Il caso in esame riguardava un soggetto il quale, a seguito di un sinistro, riportava gravissime macrolesioni.

La compagnia assicurativa e la società, proprietaria del veicolo, venivano, condannate al risarcimento dei danni patrimoniali e non.

La Corte di Appello competente, rivalutando la vicenda, ordinava la restituzione di parte delle somme in quanto erogate in eccesso.

Nello specifico veniva sottratto l'importo delle provvidenze pubbliche.

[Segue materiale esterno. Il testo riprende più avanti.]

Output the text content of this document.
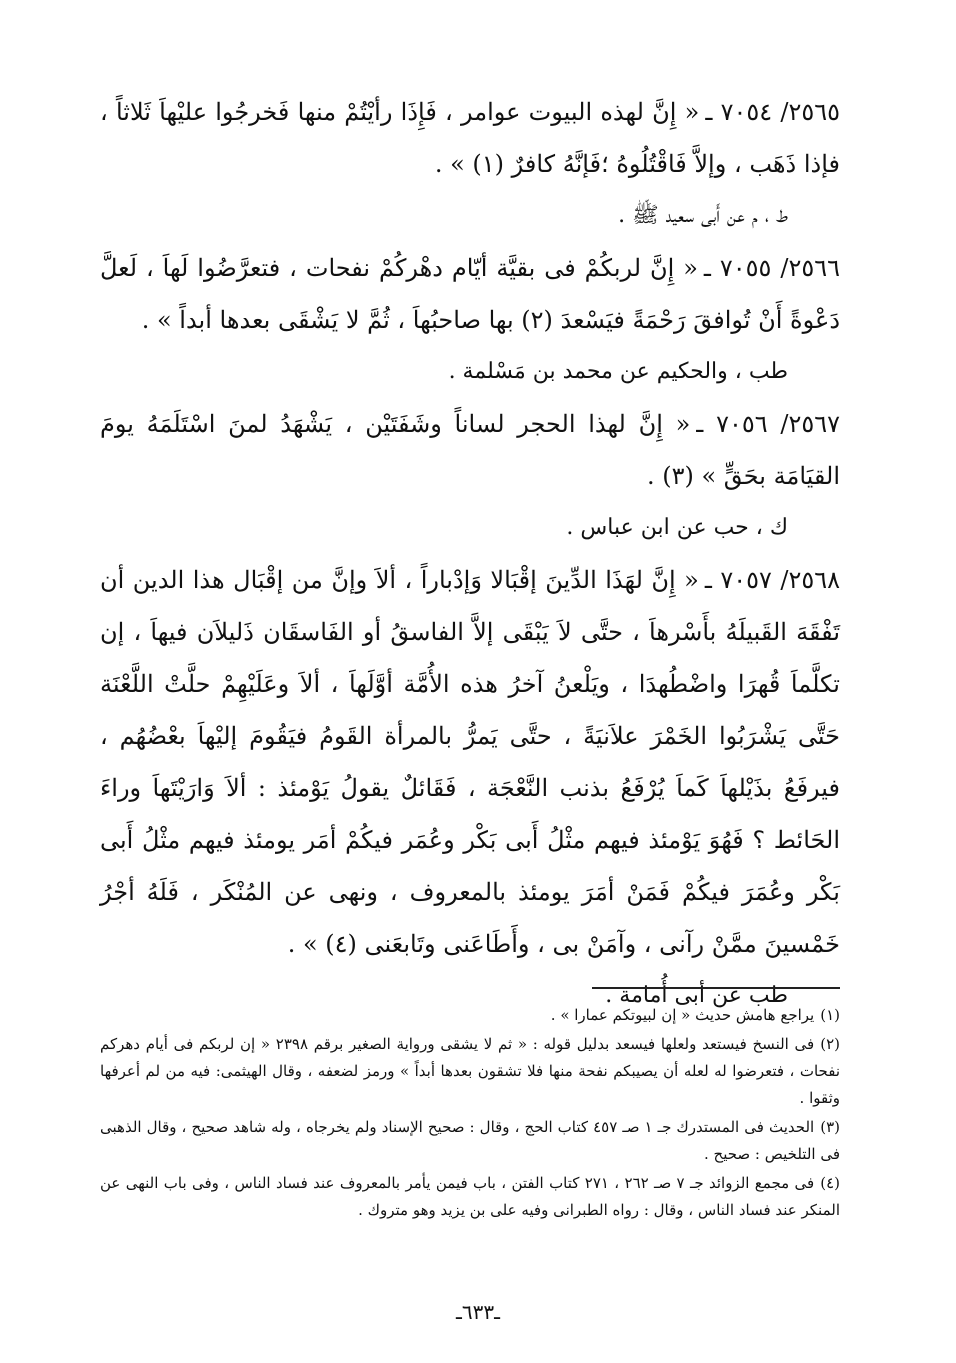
٢٥٦٥/ ٧٠٥٤ ـ« إِنَّ لهذه البيوت عوامر ، فَإِذَا رأيْتُمْ منها فَخرجُوا عليْهاَ ثَلاثاً ، فإذا ذَهَب ، وإلاَّ فَاقْتُلُوهُ ؛فَإنَّهُ كافرٌ (١) » .

ط ، م عن أَبى سعيد ﷺ .

٢٥٦٦/ ٧٠٥٥ ـ« إِنَّ لربكُمْ فى بقيَّة أيّام دهْركُمْ نفحات ، فتعرَّضُوا لَهاَ ، لَعلَّ دَعْوةً أَنْ تُوافقَ رَحْمَةً فيَسْعدَ (٢) بها صاحبُهاَ ، ثُمَّ لا يَشْقَى بعدها أبداً » .

طب ، والحكيم عن محمد بن مَسْلمة .

٢٥٦٧/ ٧٠٥٦ ـ« إِنَّ لهذا الحجر لساناً وشَفَتَيْن ، يَشْهَدُ لمنَ اسْتَلَمَهُ يومَ القيَامَة بحَقٍّ » (٣) .

ك ، حب عن ابن عباس .

٢٥٦٨/ ٧٠٥٧ ـ« إِنَّ لهَذَا الدِّينَ إقْبَالا وَإدْباراً ، ألاَ وإنَّ من إقْبَال هذا الدين أن تَفْقَهَ القَبيلَهُ بأَسْرهاَ ، حتَّى لاَ يَبْقَى إلاَّ الفاسقُ أو الفَاسقَان ذَليلاَن فيهاَ ، إن تكلَّماَ قُهرَا واضْطُهدَا ، ويَلْعنُ آخرُ هذه الأُمَّة أوَّلَهاَ ، ألاَ وعَلَيْهِمْ حلَّتْ اللَّعْنَة حَتَّى يَشْرَبُوا الخَمْرَ علاَنيَةً ، حتَّى يَمرُّ بالمرأة القَومُ فيَقُومَ إليْهاَ بعْضُهُم ، فيرفَعُ بذَيْلهاَ كَماَ يُرْفَعُ بذنب النَّعْجَة ، فَقَائلٌ يقولُ يَوْمئذ : ألاَ وَارَيْتَهاَ وراءَ الحَائط ؟ فَهُوَ يَوْمئذ فيهم مثْلُ أَبى بَكْر وعُمَر فيكُمْ أمَر يومئذ فيهم مثْلُ أَبى بَكْر وعُمَرَ فيكُمْ فَمَنْ أمَرَ يومئذ بالمعروف ، ونهى عن المُنْكَر ، فَلَهُ أجْرُ خَمْسينَ ممَّنْ رآنى ، وآمَنْ بى ، وأَطَاعَنى وتَابعَنى (٤) » .

طب عن أبى أُمامة .

(١)يراجع هامش حديث « إن لبيوتكم عمارا » .

(٢)فى النسخ فيستعد ولعلها فيسعد بدليل قوله : « ثم لا يشقى ورواية الصغير برقم ٢٣٩٨ « إن لربكم فى أيام دهركم نفحات ، فتعرضوا له لعله أن يصيبكم نفحة منها فلا تشقون بعدها أبداً » ورمز لضعفه ، وقال الهيثمى: فيه من لم أعرفها وثقوا .

(٣)الحديث فى المستدرك جـ ١ صـ ٤٥٧ كتاب الحج ، وقال : صحيح الإسناد ولم يخرجاه ، وله شاهد صحيح ، وقال الذهبى فى التلخيص : صحيح .

(٤)فى مجمع الزوائد جـ ٧ صـ ٢٦٢ ، ٢٧١ كتاب الفتن ، باب فيمن يأمر بالمعروف عند فساد الناس ، وفى باب النهى عن المنكر عند فساد الناس ، وقال : رواه الطبرانى وفيه على بن يزيد وهو متروك .

ـ٦٣٣ـ
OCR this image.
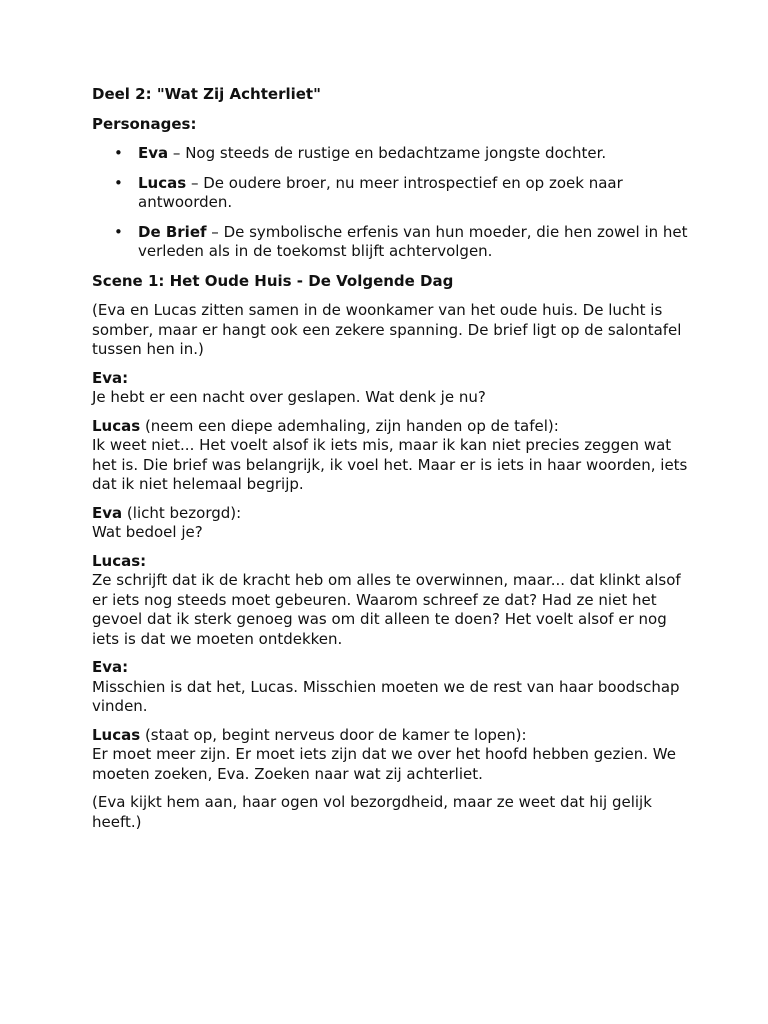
Deel 2: "Wat Zij Achterliet"

Personages:

• Eva – Nog steeds de rustige en bedachtzame jongste dochter.
• Lucas – De oudere broer, nu meer introspectief en op zoek naar antwoorden.
• De Brief – De symbolische erfenis van hun moeder, die hen zowel in het verleden als in de toekomst blijft achtervolgen.

Scene 1: Het Oude Huis - De Volgende Dag

(Eva en Lucas zitten samen in de woonkamer van het oude huis. De lucht is somber, maar er hangt ook een zekere spanning. De brief ligt op de salontafel tussen hen in.)

Eva:
Je hebt er een nacht over geslapen. Wat denk je nu?

Lucas (neem een diepe ademhaling, zijn handen op de tafel):
Ik weet niet... Het voelt alsof ik iets mis, maar ik kan niet precies zeggen wat het is. Die brief was belangrijk, ik voel het. Maar er is iets in haar woorden, iets dat ik niet helemaal begrijp.

Eva (licht bezorgd):
Wat bedoel je?

Lucas:
Ze schrijft dat ik de kracht heb om alles te overwinnen, maar... dat klinkt alsof er iets nog steeds moet gebeuren. Waarom schreef ze dat? Had ze niet het gevoel dat ik sterk genoeg was om dit alleen te doen? Het voelt alsof er nog iets is dat we moeten ontdekken.

Eva:
Misschien is dat het, Lucas. Misschien moeten we de rest van haar boodschap vinden.

Lucas (staat op, begint nerveus door de kamer te lopen):
Er moet meer zijn. Er moet iets zijn dat we over het hoofd hebben gezien. We moeten zoeken, Eva. Zoeken naar wat zij achterliet.

(Eva kijkt hem aan, haar ogen vol bezorgdheid, maar ze weet dat hij gelijk heeft.)
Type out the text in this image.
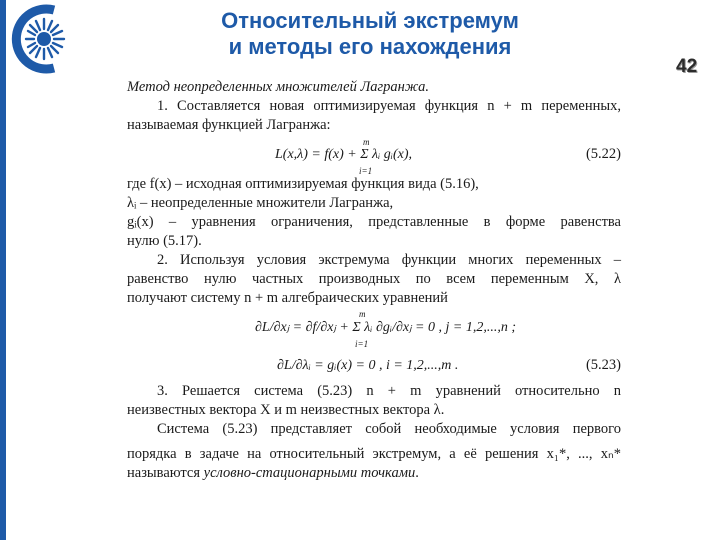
Относительный экстремум
и методы его нахождения
42

Метод неопределенных множителей Лагранжа.

1. Составляется новая оптимизируемая функция n + m переменных,

называемая функцией Лагранжа:

L(x,λ) = f(x) + Σ λᵢ gᵢ(x),
m
i=1
(5.22)

где f(x) – исходная оптимизируемая функция вида (5.16),

λᵢ – неопределенные множители Лагранжа,

gᵢ(x) – уравнения ограничения, представленные в форме равенства

нулю (5.17).

2. Используя условия экстремума функции многих переменных –

равенство нулю частных производных по всем переменным X, λ

получают систему n + m алгебраических уравнений

∂L/∂xⱼ = ∂f/∂xⱼ + Σ λᵢ ∂gᵢ/∂xⱼ = 0 , j = 1,2,...,n ;
m
i=1
∂L/∂λᵢ = gᵢ(x) = 0 , i = 1,2,...,m .	(5.23)

3. Решается система (5.23) n + m уравнений относительно n

неизвестных вектора X и m неизвестных вектора λ.

Система (5.23) представляет собой необходимые условия первого

порядка в задаче на относительный экстремум, а её решения x₁*, ..., xₙ*

называются условно-стационарными точками.
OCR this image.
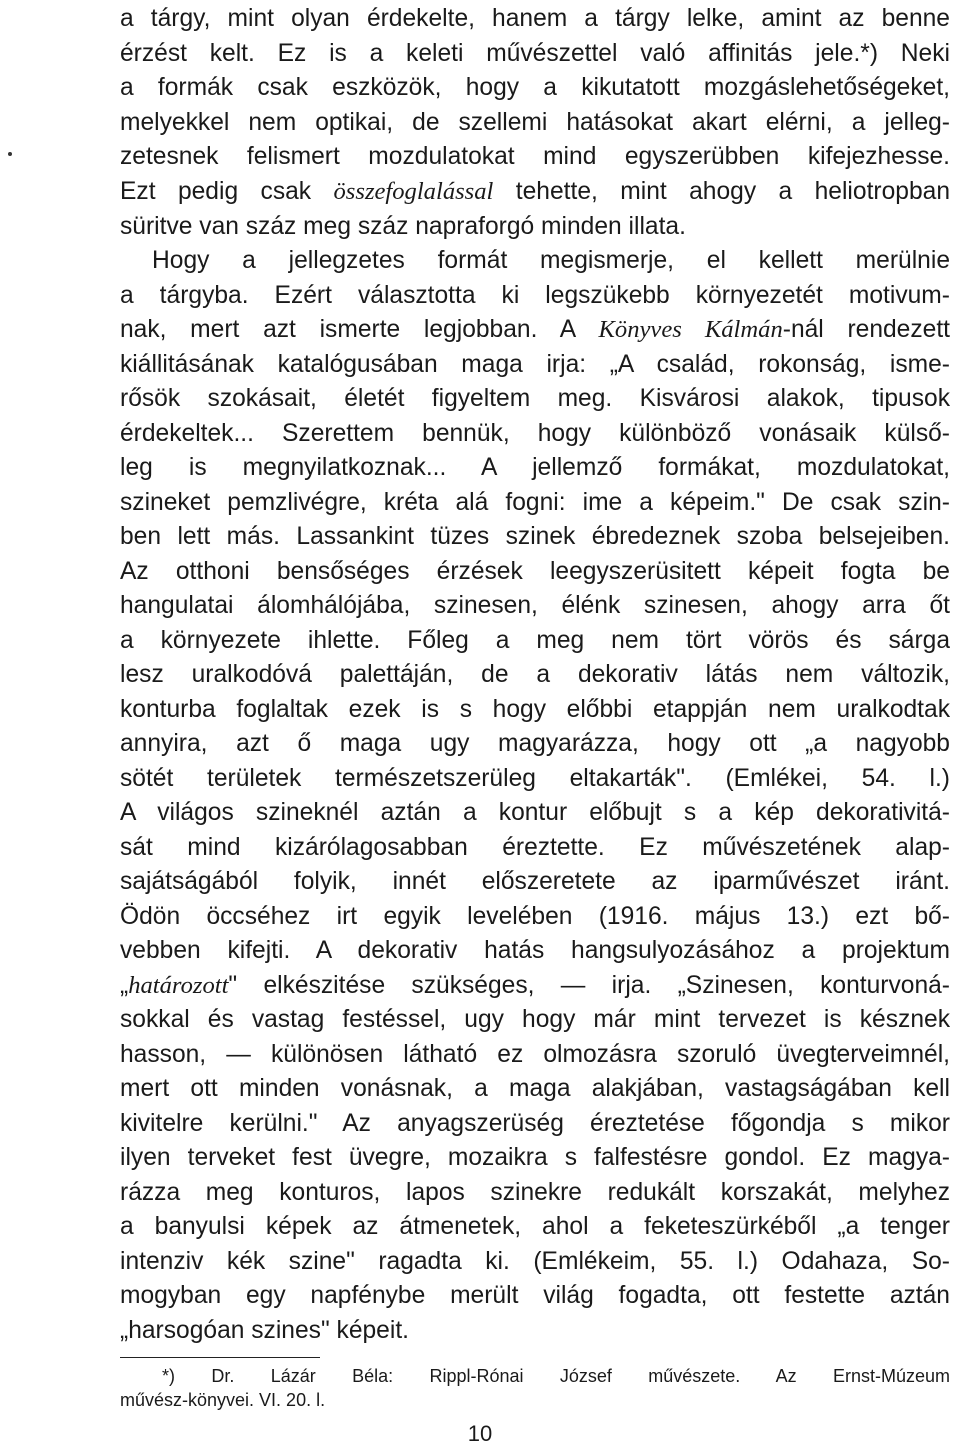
a tárgy, mint olyan érdekelte, hanem a tárgy lelke, amint az benne
érzést kelt. Ez is a keleti művészettel való affinitás jele.*) Neki
a formák csak eszközök, hogy a kikutatott mozgáslehetőségeket,
melyekkel nem optikai, de szellemi hatásokat akart elérni, a jelleg-
zetesnek felismert mozdulatokat mind egyszerübben kifejezhesse.
Ezt pedig csak összefoglalással tehette, mint ahogy a heliotropban
süritve van száz meg száz napraforgó minden illata.
Hogy a jellegzetes formát megismerje, el kellett merülnie
a tárgyba. Ezért választotta ki legszükebb környezetét motivum-
nak, mert azt ismerte legjobban. A Könyves Kálmán-nál rendezett
kiállitásának katalógusában maga irja: „A család, rokonság, isme-
rősök szokásait, életét figyeltem meg. Kisvárosi alakok, tipusok
érdekeltek... Szerettem bennük, hogy különböző vonásaik külső-
leg is megnyilatkoznak... A jellemző formákat, mozdulatokat,
szineket pemzlivégre, kréta alá fogni: ime a képeim." De csak szin-
ben lett más. Lassankint tüzes szinek ébredeznek szoba belsejeiben.
Az otthoni bensőséges érzések leegyszerüsitett képeit fogta be
hangulatai álomhálójába, szinesen, élénk szinesen, ahogy arra őt
a környezete ihlette. Főleg a meg nem tört vörös és sárga
lesz uralkodóvá palettáján, de a dekorativ látás nem változik,
konturba foglaltak ezek is s hogy előbbi etappján nem uralkodtak
annyira, azt ő maga ugy magyarázza, hogy ott „a nagyobb
sötét területek természetszerüleg eltakarták". (Emlékei, 54. l.)
A világos szineknél aztán a kontur előbujt s a kép dekorativitá-
sát mind kizárólagosabban éreztette. Ez művészetének alap-
sajátságából folyik, innét előszeretete az iparművészet iránt.
Ödön öccséhez irt egyik levelében (1916. május 13.) ezt bő-
vebben kifejti. A dekorativ hatás hangsulyozásához a projektum
„határozott" elkészitése szükséges, — irja. „Szinesen, konturvoná-
sokkal és vastag festéssel, ugy hogy már mint tervezet is késznek
hasson, — különösen látható ez olmozásra szoruló üvegterveimnél,
mert ott minden vonásnak, a maga alakjában, vastagságában kell
kivitelre kerülni." Az anyagszerüség éreztetése főgondja s mikor
ilyen terveket fest üvegre, mozaikra s falfestésre gondol. Ez magya-
rázza meg konturos, lapos szinekre redukált korszakát, melyhez
a banyulsi képek az átmenetek, ahol a feketeszürkéből „a tenger
intenziv kék szine" ragadta ki. (Emlékeim, 55. l.) Odahaza, So-
mogyban egy napfénybe merült világ fogadta, ott festette aztán
„harsogóan szines" képeit.
*) Dr. Lázár Béla: Rippl-Rónai József művészete. Az Ernst-Múzeum
művész-könyvei. VI. 20. l.
10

La questione giungeva dinanzi alla Suprema Corte la quale rigettava il ricorso del soggetto leso e confermava la condanna, in solido, dell'assicurazione e del proprietario del veicolo, decurtando le somme percepite in eccesso.

Gli Ermellini ribadiscono i principi già affermati nella sentenza n.7774/2016, avente ad oggetto la stessa vicenda e, nella pronuncia in esame, chiariscono che la liquidazione del danno patrimoniale presuppone l'accertamento sulle spese al fine di verificarne l'effettivo esborso.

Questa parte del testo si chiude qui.